Transient three dimensional finite element analysis of a bird striking a fan blade

Abstract

A comprehensive three-dimensional nonlinear finite element analyses were carried out to examine the effects of the geometry and the incidence angle of canonical 4-lb bird striking a stationary fan blade using LS-DYNA. Three aspects of the work were accordingly examined. The first was concerned with the modeling framework used. The second with the constitutive law that governs the behaviour of the bird. The third was concerned with the influence of the geometry and the angle of incidence of the bird on the integrity of the blade. This article combines and extends the earlier works on both the Lagrangian modeling methodology (Mao et al. AIAA J. Aircr. 44(2), 583-596, 2007) and the bird geometry studies (Meguid et al. 2008) in systematic and integrated manner.
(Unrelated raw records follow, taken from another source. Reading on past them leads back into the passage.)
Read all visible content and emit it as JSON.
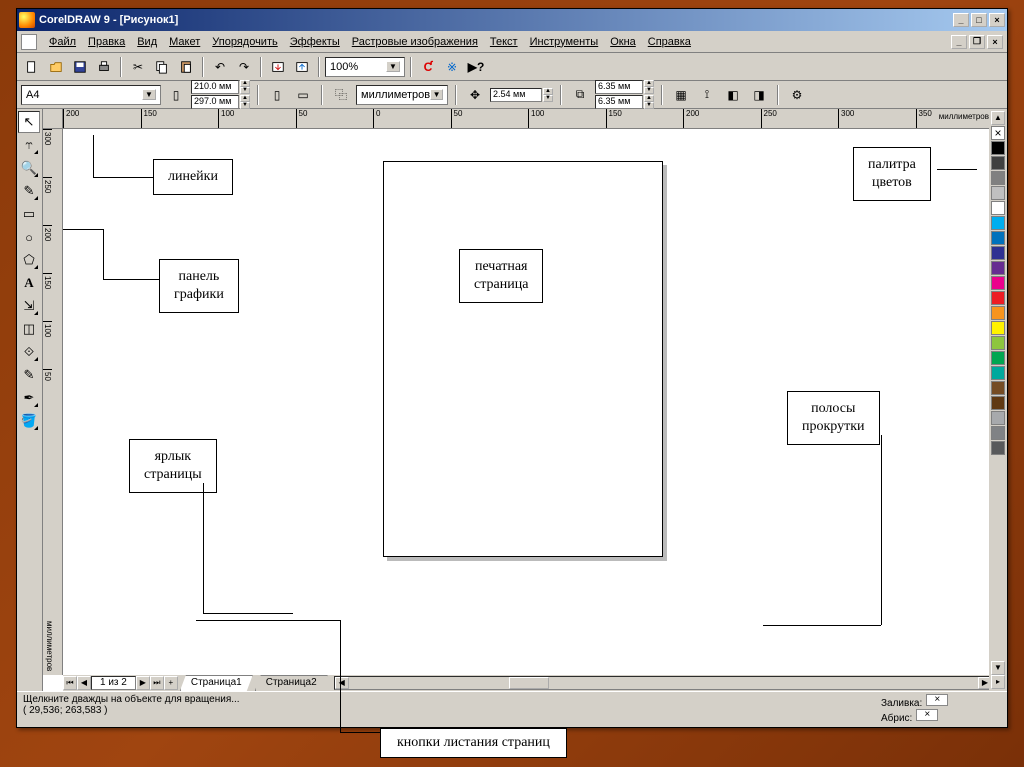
{
  "title": "CorelDRAW 9 - [Рисунок1]",
  "menu": [
    "Файл",
    "Правка",
    "Вид",
    "Макет",
    "Упорядочить",
    "Эффекты",
    "Растровые изображения",
    "Текст",
    "Инструменты",
    "Окна",
    "Справка"
  ],
  "toolbar1": {
    "zoom": "100%"
  },
  "propbar": {
    "paper": "A4",
    "width": "210.0 мм",
    "height": "297.0 мм",
    "units": "миллиметров",
    "nudge": "2.54 мм",
    "dup_x": "6.35 мм",
    "dup_y": "6.35 мм"
  },
  "ruler_h_ticks": [
    "200",
    "150",
    "100",
    "50",
    "0",
    "50",
    "100",
    "150",
    "200",
    "250",
    "300",
    "350"
  ],
  "ruler_h_unit": "миллиметров",
  "ruler_v_ticks": [
    "300",
    "250",
    "200",
    "150",
    "100",
    "50"
  ],
  "ruler_v_unit": "миллиметров",
  "pagenav": {
    "label": "1 из 2",
    "tabs": [
      "Страница1",
      "Страница2"
    ]
  },
  "status": {
    "hint": "Щелкните дважды на объекте для вращения...",
    "coords": "( 29,536; 263,583 )",
    "fill_label": "Заливка:",
    "outline_label": "Абрис:"
  },
  "palette_colors": [
    "#000000",
    "#ffffff",
    "#00aeef",
    "#ed1c24",
    "#fff200",
    "#ec008c",
    "#00a651",
    "#2e3192",
    "#8dc63e",
    "#f7941d",
    "#92278f",
    "#00a99d",
    "#a7a9ac",
    "#808285",
    "#58595b"
  ],
  "annotations": {
    "rulers": "линейки",
    "toolbox": "панель\nграфики",
    "pagetab": "ярлык\nстраницы",
    "page": "печатная\nстраница",
    "palette": "палитра\nцветов",
    "scroll": "полосы\nпрокрутки",
    "pagebuttons": "кнопки листания страниц"
  }
}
Both the bird and the blade were simulated in a Lagrangian framework. Furthermore, the homogenized fluidic constitutive equation of the bird follows the Brockman hydrodynamic model, while the blade is modeled as a viscoplastic material of the Perzyna type. The study focused on the three most-frequently used configurations in the literature; namely, hemispherical-ended cylinder, straight-ended cylinder, and ellipsoid, at various length-to-diameter aspect ratios. The results show that the initial contact area between the bird and target in the early phase of the impact event would have a significant effect on the peak impact force. Normal incidence results in maximum impact forces and plastic strains leading to severe deformation. For the case where the incidence angle is equal to or larger than 60°, the impact forces are significantly reduced and the blade deformation remains within the elastic range. The maximum impact force and the resulting plastic strain are not merely governed by the size of the bird but also its density. © 2007 Springer Science+Business Media B.V.